General Walter Fane CB was a British General who served in Central India, on the North West Frontier as well as in China during the Opium Wars. Fane raised a troop of irregular cavalry to fight in China made up of Indian volunteers and they went on to become Fane's Horse, a regiment that remains part of Pakistan's armed forces.
Walter Fane, a member of the Fane family, was born in 1828 in Fulbeck Lincolnshire. He was the son of the Rev. Edward Fane of Fulbeck Hall and brother of Colonel Francis Fane and Henry Hamlyn-Fane member of Parliament.
He entered the army in 1845 and became a lieutenant in 1853. He served in the Punjab Irregular Cavalry on the North West frontier where they fought a number engagements against the hill tribes.
During the Indian Mutiny of 1857 Fane fought against Tantya Tope and he was present when the Indian rebel leader was captured and executed.

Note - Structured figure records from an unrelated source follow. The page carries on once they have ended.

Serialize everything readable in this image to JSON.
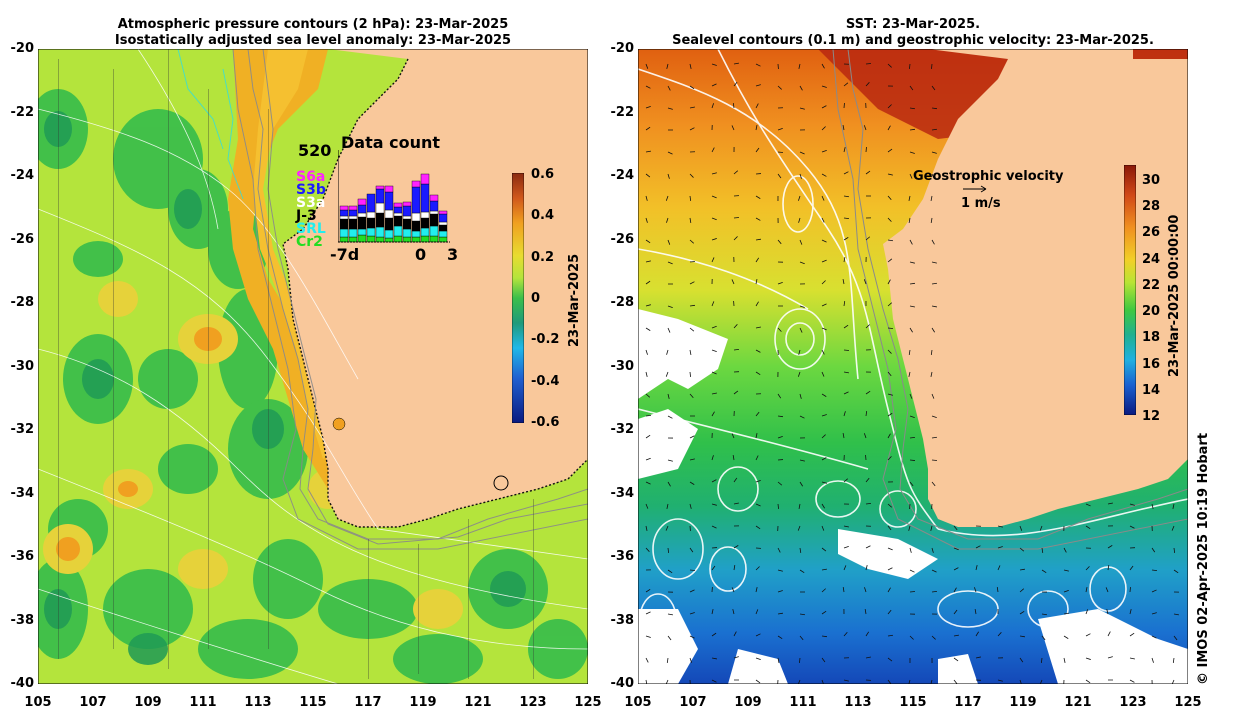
{
  "left_panel": {
    "title_line1": "Atmospheric pressure contours (2 hPa): 23-Mar-2025",
    "title_line2": "Isostatically adjusted sea level anomaly: 23-Mar-2025",
    "colorbar": {
      "label": "23-Mar-2025",
      "ticks": [
        "0.6",
        "0.4",
        "0.2",
        "0",
        "-0.2",
        "-0.4",
        "-0.6"
      ],
      "range": [
        -0.6,
        0.6
      ]
    },
    "data_count": {
      "title": "Data count",
      "max_label": "520",
      "x_start": "-7d",
      "x_zero": "0",
      "x_end": "3",
      "missions": [
        "S6a",
        "S3b",
        "S3a",
        "J-3",
        "SRL",
        "Cr2"
      ],
      "mission_colors": [
        "#ff22ff",
        "#1a1aff",
        "#ffffff",
        "#000000",
        "#22eeee",
        "#22dd22"
      ]
    }
  },
  "right_panel": {
    "title_line1": "SST: 23-Mar-2025.",
    "title_line2": "Sealevel contours (0.1 m) and geostrophic velocity: 23-Mar-2025.",
    "velocity_legend_title": "Geostrophic velocity",
    "velocity_legend_scale": "1 m/s",
    "colorbar": {
      "label": "23-Mar-2025 00:00:00",
      "ticks": [
        "30",
        "28",
        "26",
        "24",
        "22",
        "20",
        "18",
        "16",
        "14",
        "12"
      ],
      "range": [
        12,
        31
      ]
    }
  },
  "axes": {
    "lat_ticks": [
      "-20",
      "-22",
      "-24",
      "-26",
      "-28",
      "-30",
      "-32",
      "-34",
      "-36",
      "-38",
      "-40"
    ],
    "lon_ticks": [
      "105",
      "107",
      "109",
      "111",
      "113",
      "115",
      "117",
      "119",
      "121",
      "123",
      "125"
    ],
    "lon_range": [
      105,
      125
    ],
    "lat_range": [
      -40,
      -20
    ]
  },
  "credit": "© IMOS 02-Apr-2025 10:19 Hobart",
  "colors": {
    "land": "#f9c89b",
    "sla_pos": "#f0a020",
    "sla_neutral": "#a6e43a",
    "sla_neg": "#22aa55",
    "sst_warm": "#c03010",
    "sst_cool": "#1040c0"
  }
}
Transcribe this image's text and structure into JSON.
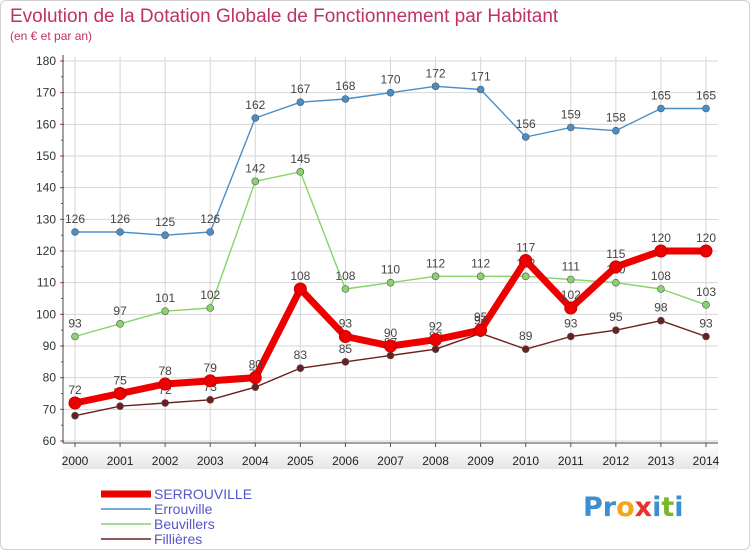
{
  "chart_data": {
    "type": "line",
    "title": "Evolution de la Dotation Globale de Fonctionnement par Habitant",
    "subtitle": "(en € et par an)",
    "x": [
      "2000",
      "2001",
      "2002",
      "2003",
      "2004",
      "2005",
      "2006",
      "2007",
      "2008",
      "2009",
      "2010",
      "2011",
      "2012",
      "2013",
      "2014"
    ],
    "ylim": [
      60,
      180
    ],
    "yticks": [
      "60",
      "70",
      "80",
      "90",
      "100",
      "110",
      "120",
      "130",
      "140",
      "150",
      "160",
      "170",
      "180"
    ],
    "grid": true,
    "legend_position": "bottom-left",
    "series": [
      {
        "name": "SERROUVILLE",
        "color": "#ee0000",
        "values": [
          72,
          75,
          78,
          79,
          80,
          108,
          93,
          90,
          92,
          95,
          117,
          102,
          115,
          120,
          120
        ]
      },
      {
        "name": "Errouville",
        "color": "#4a8ec8",
        "values": [
          126,
          126,
          125,
          126,
          162,
          167,
          168,
          170,
          172,
          171,
          156,
          159,
          158,
          165,
          165
        ]
      },
      {
        "name": "Beuvillers",
        "color": "#88d46a",
        "values": [
          93,
          97,
          101,
          102,
          142,
          145,
          108,
          110,
          112,
          112,
          112,
          111,
          110,
          108,
          103
        ]
      },
      {
        "name": "Fillières",
        "color": "#6b2020",
        "values": [
          68,
          71,
          72,
          73,
          77,
          83,
          85,
          87,
          89,
          94,
          89,
          93,
          95,
          98,
          93
        ]
      }
    ]
  },
  "logo": {
    "text": "Proxiti"
  }
}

In 1860 Fane raised the irregular cavalry force of Fane's Horse to fight in China during the Second Opium War. Fane's horse fought in the engagements of Sinho, Chinkiawbaw, Pulli-chi-on as well as in the sacking of Peking under Fane's cousin Field Marshal Sir John Michel. For these services he was nominated as a companion of the Order of the Bath.
Fane was also an artist and had limited success throughout his lifetime, and he was the most successful member of a moderately artistic family. He married but had no children and he died aged 58 in Fulbeck where is buried.